In other developments, Oak’s body, held together by shoulder, back, and hip surgeries and major painkillers, can lead his mind in odd directions, like popping a cop who rousted him in a park. Oak got a righteous beating from arresting officers on the way to the police station, and now he’s looking at real jail time.

Enter Jill, a high-end lawyer who’s doing some pro bono work as a public defender, and has her own bag of problems. Thus the three unlikely fellow travelers are off, if not looking for resurrection, then for surviving the tornadoes in their lives.

Bens has a good ear for the neighborhood. His references to local heroes, the Cunniffs and Donatos, are true.
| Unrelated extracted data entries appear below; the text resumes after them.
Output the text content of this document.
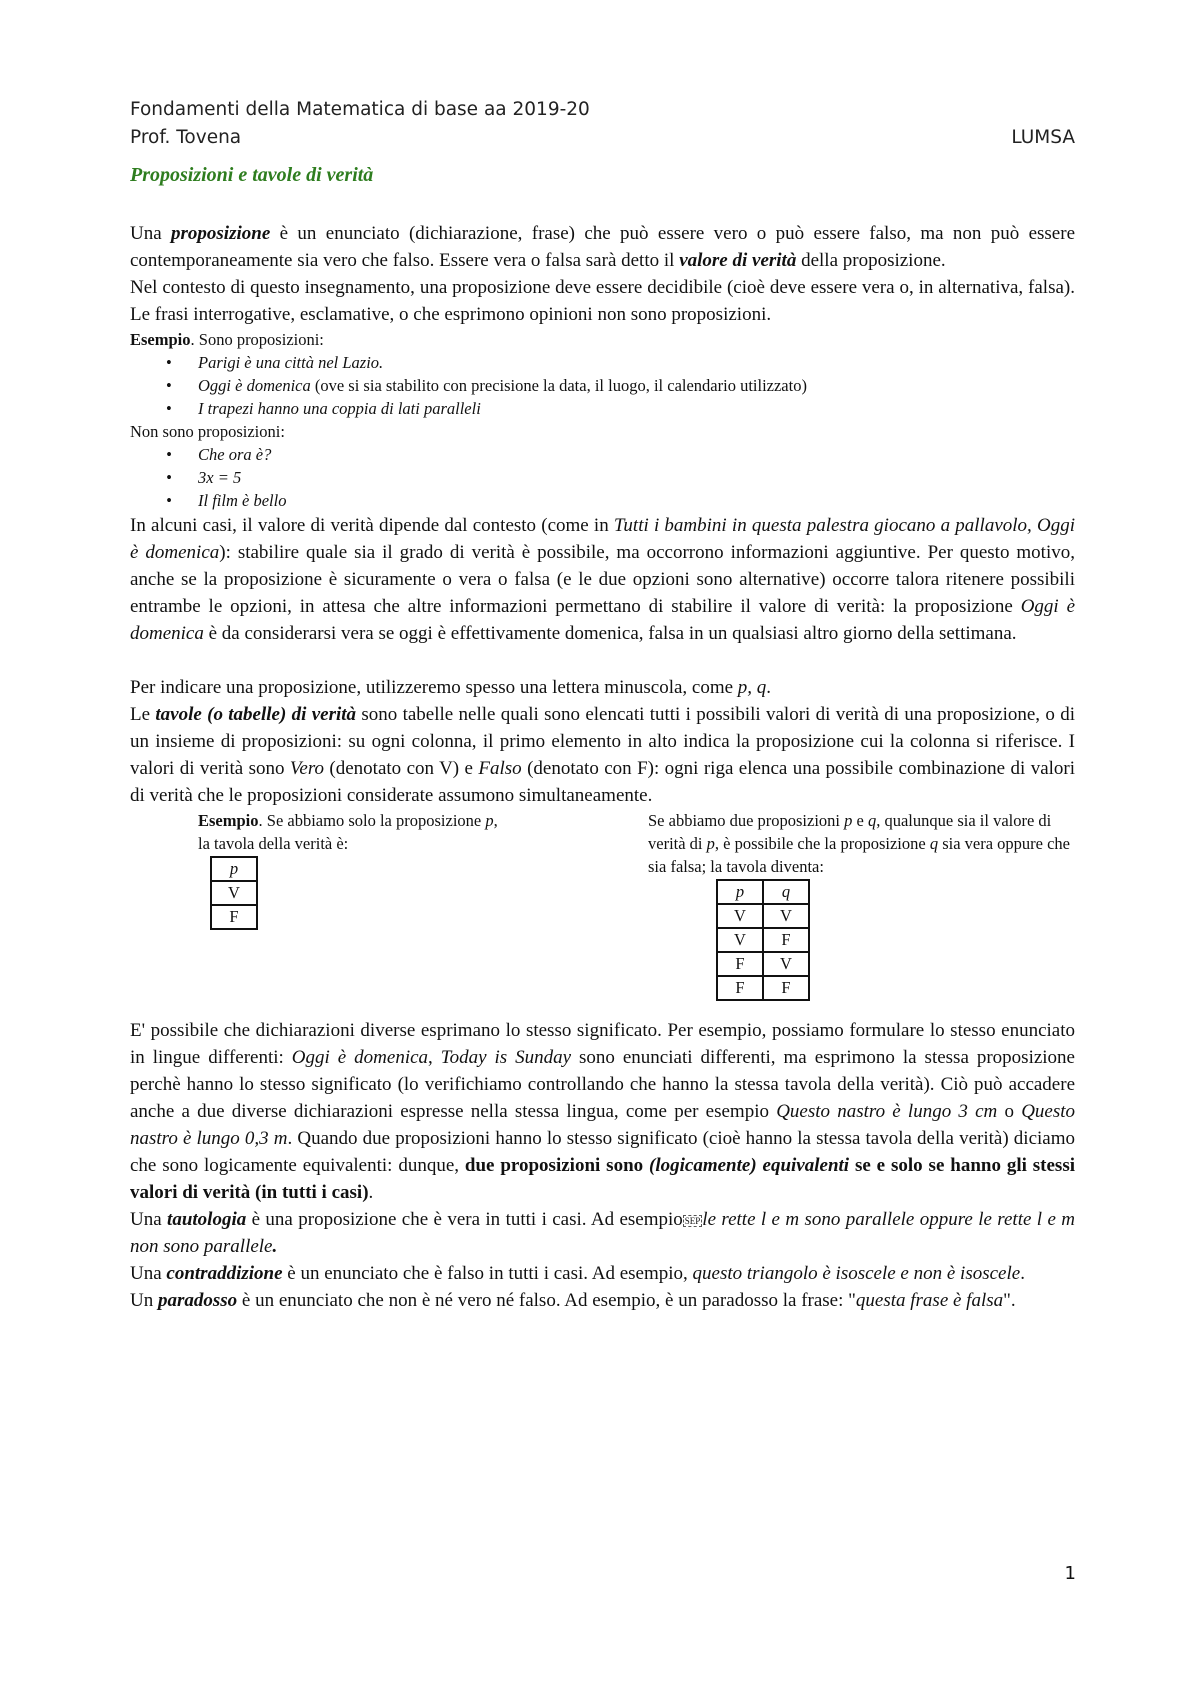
Fondamenti della Matematica di base aa 2019-20
Prof. Tovena	LUMSA
Proposizioni e tavole di verità

Una proposizione è un enunciato (dichiarazione, frase) che può essere vero o può essere falso, ma non può essere contemporaneamente sia vero che falso. Essere vera o falsa sarà detto il valore di verità della proposizione.

Nel contesto di questo insegnamento, una proposizione deve essere decidibile (cioè deve essere vera o, in alternativa, falsa). Le frasi interrogative, esclamative, o che esprimono opinioni non sono proposizioni.

Esempio. Sono proposizioni:
• Parigi è una città nel Lazio.
• Oggi è domenica (ove si sia stabilito con precisione la data, il luogo, il calendario utilizzato)
• I trapezi hanno una coppia di lati paralleli
Non sono proposizioni:
• Che ora è?
• 3x = 5
• Il film è bello

In alcuni casi, il valore di verità dipende dal contesto (come in Tutti i bambini in questa palestra giocano a pallavolo, Oggi è domenica): stabilire quale sia il grado di verità è possibile, ma occorrono informazioni aggiuntive. Per questo motivo, anche se la proposizione è sicuramente o vera o falsa (e le due opzioni sono alternative) occorre talora ritenere possibili entrambe le opzioni, in attesa che altre informazioni permettano di stabilire il valore di verità: la proposizione Oggi è domenica è da considerarsi vera se oggi è effettivamente domenica, falsa in un qualsiasi altro giorno della settimana.

Per indicare una proposizione, utilizzeremo spesso una lettera minuscola, come p, q.

Le tavole (o tabelle) di verità sono tabelle nelle quali sono elencati tutti i possibili valori di verità di una proposizione, o di un insieme di proposizioni: su ogni colonna, il primo elemento in alto indica la proposizione cui la colonna si riferisce. I valori di verità sono Vero (denotato con V) e Falso (denotato con F): ogni riga elenca una possibile combinazione di valori di verità che le proposizioni considerate assumono simultaneamente.

Esempio. Se abbiamo solo la proposizione p,
la tavola della verità è:
p
V
F
Se abbiamo due proposizioni p e q, qualunque sia il valore di verità di p, è possibile che la proposizione q sia vera oppure che sia falsa; la tavola diventa:
p	q
V	V
V	F
F	V
F	F

E' possibile che dichiarazioni diverse esprimano lo stesso significato. Per esempio, possiamo formulare lo stesso enunciato in lingue differenti: Oggi è domenica, Today is Sunday sono enunciati differenti, ma esprimono la stessa proposizione perchè hanno lo stesso significato (lo verifichiamo controllando che hanno la stessa tavola della verità). Ciò può accadere anche a due diverse dichiarazioni espresse nella stessa lingua, come per esempio Questo nastro è lungo 3 cm o Questo nastro è lungo 0,3 m. Quando due proposizioni hanno lo stesso significato (cioè hanno la stessa tavola della verità) diciamo che sono logicamente equivalenti: dunque, due proposizioni sono (logicamente) equivalenti se e solo se hanno gli stessi valori di verità (in tutti i casi).

Una tautologia è una proposizione che è vera in tutti i casi. Ad esempio SEP le rette l e m sono parallele oppure le rette l e m non sono parallele.

Una contraddizione è un enunciato che è falso in tutti i casi. Ad esempio, questo triangolo è isoscele e non è isoscele.

Un paradosso è un enunciato che non è né vero né falso. Ad esempio, è un paradosso la frase: "questa frase è falsa".

1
Bens worked to develop the other characters as complete people, including Shark, Oak’s mentor, and Slats, his best friend. 

We talked to Bens a few weeks ago and asked him about his own hockey connection: “You write like you were a neighborhood guy. Where are you from?”

“Thanks,” Bens said. “ I actually grew up in Wellesley and went to Brown University in Providence. My background is not as a hockey guy, so I spent 10 years researching the story. I like collision sports, and want to convey a sense of time and place. Hockey certainly offers models for wounded protagonists. I mean, in the minors, a lot of people come to games for the fights.

“Place and time and work are important themes for me. I wanted it to be an authentic slice of life, not a touristy view of South Boston culture that we’ve already seen.”

Bens is a straightforward guy. He contacted The Times because he likes the Island and its newspaper. “My family lives in Falmouth, so I’ve been on the Island a lot. I got introduced to the paper that way, and like what you guys do, so I wrote asking for a review,” he said.

“The Mighty Oak” by Jeff W. Bens, published by Blackstone Publishing. Available, including some signed copies, at Bunch of Grapes bookstore, Main Street, Vineyard Haven, and at Edgartown Books, Main Street, Edgartown, and online.